To practice yoga nidra you have to lie on your back, in the posture of the corpse or savasana, with the body on a mat, blanket or carpet, so that the surface maintains its firmness but at the same time provides comfort. You have your arms apart, palms facing up and legs apart letting your feet fall out. It is advisable to place some cushions under the head, lumbar area or heels, since as the relaxation becomes deeper, the weight of these areas, especially the head and back, is very intense.

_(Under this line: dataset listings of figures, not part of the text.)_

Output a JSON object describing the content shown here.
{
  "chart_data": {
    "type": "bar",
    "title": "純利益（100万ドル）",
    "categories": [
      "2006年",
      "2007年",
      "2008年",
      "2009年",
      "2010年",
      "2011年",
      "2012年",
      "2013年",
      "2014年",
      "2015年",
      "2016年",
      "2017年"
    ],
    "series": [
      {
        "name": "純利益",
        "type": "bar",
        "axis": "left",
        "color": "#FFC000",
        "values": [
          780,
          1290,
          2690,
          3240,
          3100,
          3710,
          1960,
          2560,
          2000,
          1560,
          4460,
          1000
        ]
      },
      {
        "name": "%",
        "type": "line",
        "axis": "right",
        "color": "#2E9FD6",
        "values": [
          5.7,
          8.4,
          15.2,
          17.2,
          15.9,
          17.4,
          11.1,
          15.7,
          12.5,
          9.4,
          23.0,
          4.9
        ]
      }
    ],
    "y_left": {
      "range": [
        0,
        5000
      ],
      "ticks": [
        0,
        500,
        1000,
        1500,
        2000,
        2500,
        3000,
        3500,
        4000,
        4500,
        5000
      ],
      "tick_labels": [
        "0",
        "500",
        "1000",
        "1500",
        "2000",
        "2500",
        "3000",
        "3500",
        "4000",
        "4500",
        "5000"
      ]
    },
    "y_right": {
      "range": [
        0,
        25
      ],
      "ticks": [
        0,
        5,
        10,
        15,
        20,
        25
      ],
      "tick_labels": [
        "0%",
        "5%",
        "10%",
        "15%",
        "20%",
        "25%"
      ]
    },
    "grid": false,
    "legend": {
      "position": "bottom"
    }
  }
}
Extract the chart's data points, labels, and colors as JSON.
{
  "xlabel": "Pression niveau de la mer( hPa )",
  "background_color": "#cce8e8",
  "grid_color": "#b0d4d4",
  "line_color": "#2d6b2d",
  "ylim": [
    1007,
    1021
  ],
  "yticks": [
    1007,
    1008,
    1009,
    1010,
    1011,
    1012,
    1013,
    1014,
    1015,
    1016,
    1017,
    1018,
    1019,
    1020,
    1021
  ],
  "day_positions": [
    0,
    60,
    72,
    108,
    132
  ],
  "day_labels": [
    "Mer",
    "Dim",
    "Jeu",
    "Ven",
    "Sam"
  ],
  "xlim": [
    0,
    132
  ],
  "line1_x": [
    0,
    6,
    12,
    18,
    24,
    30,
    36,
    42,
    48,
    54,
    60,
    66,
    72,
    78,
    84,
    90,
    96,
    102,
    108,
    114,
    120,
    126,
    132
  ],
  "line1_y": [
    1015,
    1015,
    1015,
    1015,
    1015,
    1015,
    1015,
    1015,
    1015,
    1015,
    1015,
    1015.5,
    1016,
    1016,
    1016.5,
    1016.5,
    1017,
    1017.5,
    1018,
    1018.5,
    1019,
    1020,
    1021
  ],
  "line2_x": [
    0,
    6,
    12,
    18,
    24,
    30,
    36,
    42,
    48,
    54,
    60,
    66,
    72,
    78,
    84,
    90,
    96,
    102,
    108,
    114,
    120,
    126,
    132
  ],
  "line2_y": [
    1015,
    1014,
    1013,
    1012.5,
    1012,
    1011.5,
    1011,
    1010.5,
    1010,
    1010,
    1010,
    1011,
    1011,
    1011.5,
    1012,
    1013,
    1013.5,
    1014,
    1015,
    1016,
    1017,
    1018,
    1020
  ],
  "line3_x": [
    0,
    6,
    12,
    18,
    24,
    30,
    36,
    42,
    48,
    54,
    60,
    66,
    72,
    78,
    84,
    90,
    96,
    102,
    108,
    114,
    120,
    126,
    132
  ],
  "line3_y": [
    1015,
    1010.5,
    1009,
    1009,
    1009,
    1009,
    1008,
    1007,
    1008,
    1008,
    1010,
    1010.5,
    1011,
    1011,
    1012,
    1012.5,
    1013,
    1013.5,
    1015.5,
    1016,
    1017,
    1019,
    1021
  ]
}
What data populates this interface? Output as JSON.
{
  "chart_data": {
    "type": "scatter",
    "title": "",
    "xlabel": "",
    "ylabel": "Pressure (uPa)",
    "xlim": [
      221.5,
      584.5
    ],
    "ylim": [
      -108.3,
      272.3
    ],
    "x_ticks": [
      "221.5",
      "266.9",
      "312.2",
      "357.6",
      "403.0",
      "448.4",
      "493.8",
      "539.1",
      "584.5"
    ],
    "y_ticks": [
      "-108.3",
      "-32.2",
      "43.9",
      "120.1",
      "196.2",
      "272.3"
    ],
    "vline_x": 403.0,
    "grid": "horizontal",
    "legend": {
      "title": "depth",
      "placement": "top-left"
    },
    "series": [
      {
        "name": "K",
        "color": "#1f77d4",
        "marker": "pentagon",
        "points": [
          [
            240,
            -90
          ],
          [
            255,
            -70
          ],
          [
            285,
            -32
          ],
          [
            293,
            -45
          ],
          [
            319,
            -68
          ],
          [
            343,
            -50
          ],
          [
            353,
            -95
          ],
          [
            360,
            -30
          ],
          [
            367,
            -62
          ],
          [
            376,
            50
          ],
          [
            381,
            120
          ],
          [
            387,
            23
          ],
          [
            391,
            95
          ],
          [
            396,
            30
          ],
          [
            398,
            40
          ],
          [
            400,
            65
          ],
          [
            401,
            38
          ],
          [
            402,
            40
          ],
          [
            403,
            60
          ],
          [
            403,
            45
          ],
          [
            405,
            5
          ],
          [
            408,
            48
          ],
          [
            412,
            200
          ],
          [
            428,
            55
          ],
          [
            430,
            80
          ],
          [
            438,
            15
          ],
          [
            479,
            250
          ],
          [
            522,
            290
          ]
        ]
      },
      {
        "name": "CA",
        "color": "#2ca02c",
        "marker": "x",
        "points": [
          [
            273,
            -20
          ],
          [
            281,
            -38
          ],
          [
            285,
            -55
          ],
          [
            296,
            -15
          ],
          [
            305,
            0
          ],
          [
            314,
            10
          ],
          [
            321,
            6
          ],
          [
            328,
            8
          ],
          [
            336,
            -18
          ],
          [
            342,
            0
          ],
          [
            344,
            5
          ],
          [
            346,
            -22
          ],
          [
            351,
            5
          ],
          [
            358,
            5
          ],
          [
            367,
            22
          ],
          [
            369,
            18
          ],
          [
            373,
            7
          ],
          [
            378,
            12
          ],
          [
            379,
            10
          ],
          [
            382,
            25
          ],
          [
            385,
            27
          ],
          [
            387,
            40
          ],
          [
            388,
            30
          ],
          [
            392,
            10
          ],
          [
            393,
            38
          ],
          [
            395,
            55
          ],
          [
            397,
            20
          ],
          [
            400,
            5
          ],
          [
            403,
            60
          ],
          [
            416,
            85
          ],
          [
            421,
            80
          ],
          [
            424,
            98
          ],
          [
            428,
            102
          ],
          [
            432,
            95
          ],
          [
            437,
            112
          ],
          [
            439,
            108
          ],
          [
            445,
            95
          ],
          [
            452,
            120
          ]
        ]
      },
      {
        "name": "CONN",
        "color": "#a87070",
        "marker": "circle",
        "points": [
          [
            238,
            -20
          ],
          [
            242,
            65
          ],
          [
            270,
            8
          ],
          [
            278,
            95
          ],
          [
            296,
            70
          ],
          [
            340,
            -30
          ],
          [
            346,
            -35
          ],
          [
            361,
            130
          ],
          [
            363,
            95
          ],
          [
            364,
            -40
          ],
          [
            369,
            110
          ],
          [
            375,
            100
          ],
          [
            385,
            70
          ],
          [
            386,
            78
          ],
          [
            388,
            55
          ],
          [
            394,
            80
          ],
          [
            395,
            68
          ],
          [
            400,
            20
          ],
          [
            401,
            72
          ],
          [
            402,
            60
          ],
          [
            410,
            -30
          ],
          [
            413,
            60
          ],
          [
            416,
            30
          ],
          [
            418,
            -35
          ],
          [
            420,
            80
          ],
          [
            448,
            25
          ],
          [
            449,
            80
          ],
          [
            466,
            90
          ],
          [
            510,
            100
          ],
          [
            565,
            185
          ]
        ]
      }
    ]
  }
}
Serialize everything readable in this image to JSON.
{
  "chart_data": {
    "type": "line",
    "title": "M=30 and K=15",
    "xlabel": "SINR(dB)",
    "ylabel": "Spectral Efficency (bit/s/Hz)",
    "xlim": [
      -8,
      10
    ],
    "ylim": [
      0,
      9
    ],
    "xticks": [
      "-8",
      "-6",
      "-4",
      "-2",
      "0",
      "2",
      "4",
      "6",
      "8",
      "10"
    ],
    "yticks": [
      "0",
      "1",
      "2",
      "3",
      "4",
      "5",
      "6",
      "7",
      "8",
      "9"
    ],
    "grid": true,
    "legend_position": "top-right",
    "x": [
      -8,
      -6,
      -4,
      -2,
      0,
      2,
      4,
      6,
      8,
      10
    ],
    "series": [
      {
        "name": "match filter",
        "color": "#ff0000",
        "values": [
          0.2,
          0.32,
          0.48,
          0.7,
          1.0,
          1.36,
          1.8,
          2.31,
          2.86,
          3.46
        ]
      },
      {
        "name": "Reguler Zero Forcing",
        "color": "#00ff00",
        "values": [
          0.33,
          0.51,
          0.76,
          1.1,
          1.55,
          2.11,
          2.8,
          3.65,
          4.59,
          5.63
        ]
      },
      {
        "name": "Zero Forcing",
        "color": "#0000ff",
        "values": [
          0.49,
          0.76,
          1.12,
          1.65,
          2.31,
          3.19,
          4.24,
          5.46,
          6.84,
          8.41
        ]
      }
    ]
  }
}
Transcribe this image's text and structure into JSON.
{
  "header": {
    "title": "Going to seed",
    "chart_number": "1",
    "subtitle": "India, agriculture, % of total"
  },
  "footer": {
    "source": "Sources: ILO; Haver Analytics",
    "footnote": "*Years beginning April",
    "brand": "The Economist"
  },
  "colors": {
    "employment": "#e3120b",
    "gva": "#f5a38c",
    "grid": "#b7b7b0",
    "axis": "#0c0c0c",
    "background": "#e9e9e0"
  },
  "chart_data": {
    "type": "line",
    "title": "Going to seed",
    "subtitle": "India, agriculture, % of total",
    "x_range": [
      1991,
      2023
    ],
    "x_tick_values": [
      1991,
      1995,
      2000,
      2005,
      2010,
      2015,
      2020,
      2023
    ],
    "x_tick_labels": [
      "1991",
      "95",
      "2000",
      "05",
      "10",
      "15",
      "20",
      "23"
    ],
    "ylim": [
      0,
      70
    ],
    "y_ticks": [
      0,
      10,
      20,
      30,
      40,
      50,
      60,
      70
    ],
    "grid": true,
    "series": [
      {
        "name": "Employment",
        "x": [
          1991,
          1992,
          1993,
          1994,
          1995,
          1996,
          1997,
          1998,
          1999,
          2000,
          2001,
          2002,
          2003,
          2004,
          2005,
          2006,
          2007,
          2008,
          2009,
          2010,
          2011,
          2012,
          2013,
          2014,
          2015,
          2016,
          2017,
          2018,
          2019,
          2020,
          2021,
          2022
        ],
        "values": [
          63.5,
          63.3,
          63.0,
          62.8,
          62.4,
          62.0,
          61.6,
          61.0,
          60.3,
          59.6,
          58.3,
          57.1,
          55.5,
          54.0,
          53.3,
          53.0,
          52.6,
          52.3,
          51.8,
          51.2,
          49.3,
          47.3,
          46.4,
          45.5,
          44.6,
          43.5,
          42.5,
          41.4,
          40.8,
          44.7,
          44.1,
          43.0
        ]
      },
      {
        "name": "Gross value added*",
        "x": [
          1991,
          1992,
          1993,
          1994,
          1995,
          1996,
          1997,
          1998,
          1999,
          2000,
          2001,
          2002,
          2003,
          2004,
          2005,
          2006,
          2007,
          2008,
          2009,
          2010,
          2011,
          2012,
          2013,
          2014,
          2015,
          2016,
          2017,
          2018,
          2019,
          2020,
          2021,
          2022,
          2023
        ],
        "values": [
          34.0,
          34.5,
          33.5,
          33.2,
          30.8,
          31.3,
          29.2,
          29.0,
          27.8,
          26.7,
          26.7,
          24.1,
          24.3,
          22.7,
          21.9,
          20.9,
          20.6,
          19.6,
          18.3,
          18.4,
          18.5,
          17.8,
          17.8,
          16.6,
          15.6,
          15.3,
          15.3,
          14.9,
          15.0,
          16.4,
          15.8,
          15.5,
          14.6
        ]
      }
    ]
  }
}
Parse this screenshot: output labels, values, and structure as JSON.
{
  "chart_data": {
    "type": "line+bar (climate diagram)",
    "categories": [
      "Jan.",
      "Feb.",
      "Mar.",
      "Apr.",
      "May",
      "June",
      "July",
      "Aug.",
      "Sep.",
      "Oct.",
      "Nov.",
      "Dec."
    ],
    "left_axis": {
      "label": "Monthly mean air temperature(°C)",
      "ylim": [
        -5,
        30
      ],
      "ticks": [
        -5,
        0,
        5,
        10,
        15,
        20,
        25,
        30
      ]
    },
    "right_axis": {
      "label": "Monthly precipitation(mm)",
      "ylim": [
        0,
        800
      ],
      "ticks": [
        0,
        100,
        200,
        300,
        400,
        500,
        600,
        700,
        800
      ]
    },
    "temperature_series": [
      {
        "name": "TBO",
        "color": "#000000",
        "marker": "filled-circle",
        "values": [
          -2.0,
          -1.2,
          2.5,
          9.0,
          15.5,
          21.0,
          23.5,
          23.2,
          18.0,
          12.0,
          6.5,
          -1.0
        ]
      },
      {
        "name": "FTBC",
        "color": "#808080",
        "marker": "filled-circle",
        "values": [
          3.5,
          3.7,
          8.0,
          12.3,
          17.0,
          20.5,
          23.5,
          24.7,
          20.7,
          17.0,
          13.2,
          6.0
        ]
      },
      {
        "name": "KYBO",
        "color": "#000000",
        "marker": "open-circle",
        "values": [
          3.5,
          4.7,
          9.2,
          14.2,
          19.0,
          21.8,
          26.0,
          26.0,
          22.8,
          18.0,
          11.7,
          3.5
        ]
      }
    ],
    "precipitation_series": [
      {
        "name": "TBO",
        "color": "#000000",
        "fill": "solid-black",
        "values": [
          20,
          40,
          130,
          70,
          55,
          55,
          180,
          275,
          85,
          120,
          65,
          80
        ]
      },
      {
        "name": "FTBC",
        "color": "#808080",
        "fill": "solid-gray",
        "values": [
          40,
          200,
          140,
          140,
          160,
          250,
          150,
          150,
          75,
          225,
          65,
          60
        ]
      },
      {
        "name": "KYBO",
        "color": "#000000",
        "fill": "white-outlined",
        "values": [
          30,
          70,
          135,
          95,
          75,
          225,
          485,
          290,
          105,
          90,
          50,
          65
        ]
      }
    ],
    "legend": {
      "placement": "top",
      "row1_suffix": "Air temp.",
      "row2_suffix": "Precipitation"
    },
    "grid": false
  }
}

As I said before, it is important not to fall asleep, so if you notice that the dream is overcoming you, you should try to breathe deeply 2 or 3 times and concentrate again on following the guidelines. If it still happens (it happened to me a couple of times at the beginning) the moment you realize it, you reconnect and that's it, nothing happens.
It is also important that you don´t move, or that you move very little. This is why it is not uncommon that small discomforts arise during the session: you feel like scratching yourself, some part of your body falls asleep, you want to change position ... They are small traps that the unconscious produces and that we should overcome. Just watch them, keep listening to the instructions and they will disappear.
Another aspect to keep in mind during yoga nidra is that it lowers blood pressure and body temperature, so it is important that you cover yourself with a blanket or towel and wear socks. It would also be convenient to use comfortable and loose clothing during the session.
With yoga nidra, I have already said that a lot of physical, mental and emotional tension is released. We also seek a meditative state. So, more or less, a nidra yoga session would be like this: The instructor tells you how to get in to start the session. It is quite common for everyone to arrange themselves in a circle with their heads towards the center, which is where the instructor normally places. In this way the message arrives more clearly and possible interference is avoided. I personally like this placement very much.
We think of our "Sankalpa", which is the short and positive phrase with which you will work during the practice. This step will be done at the beginning and end of the session. The Sankalpa must be known before the beginning so that the practitioner is not worrying about thinking once and is immersed in relaxation. There comes the rotation of consciousness, which consists of mentally reviewing all parts of the body in a certain order. Later, with the counting of the breath we keep trying that the mind doesn´t disperse. If you overcome this stage without falling asleep, you enter practically fully into the state of "nidra" (conscious sleep).
We enter the part of the opposite sensations to balance the activity of the cerebral hemispheres. Almost finished, the visualizations take place, which are, together with the Sankalpa, the most important part of the session. And finally, we return to our "Sankalpa", which will be the same as at the beginning of the practice. Then we gradually awaken the body and return to our usual state. In the time that I have been a nidra yoga instructor I have seen different reactions. It is usually a practice that has a lot of acceptance, both by those who practice normally, and those who do it more from time to time. People like yoga nidra a lot. As soon as you announce that there will be a session in the study you know that most of the practitioners will be there that day.
At the beginning of this article I mentioned that, with some exceptions, yoga nidra is beneficial. Well, it is important to bear in mind that when reaching such deep mental states, this practice is discouraged to people with mental problems, such as deep depression, or schizophrenic or epileptic problems. In these cases it is advisable to abstain and do a more gentle meditation.
For the rest, the sensation after a session of yoga nidra is usually more than positive: "I feel great"; "I saw myself as floating on my body", "I have a great feeling of tranquility", are some of the impressions that those who have experienced it usually have. So I recommend, if you have not done so yet, that you join a workshop or yoga practice and see for yourself all that this practice can offer you.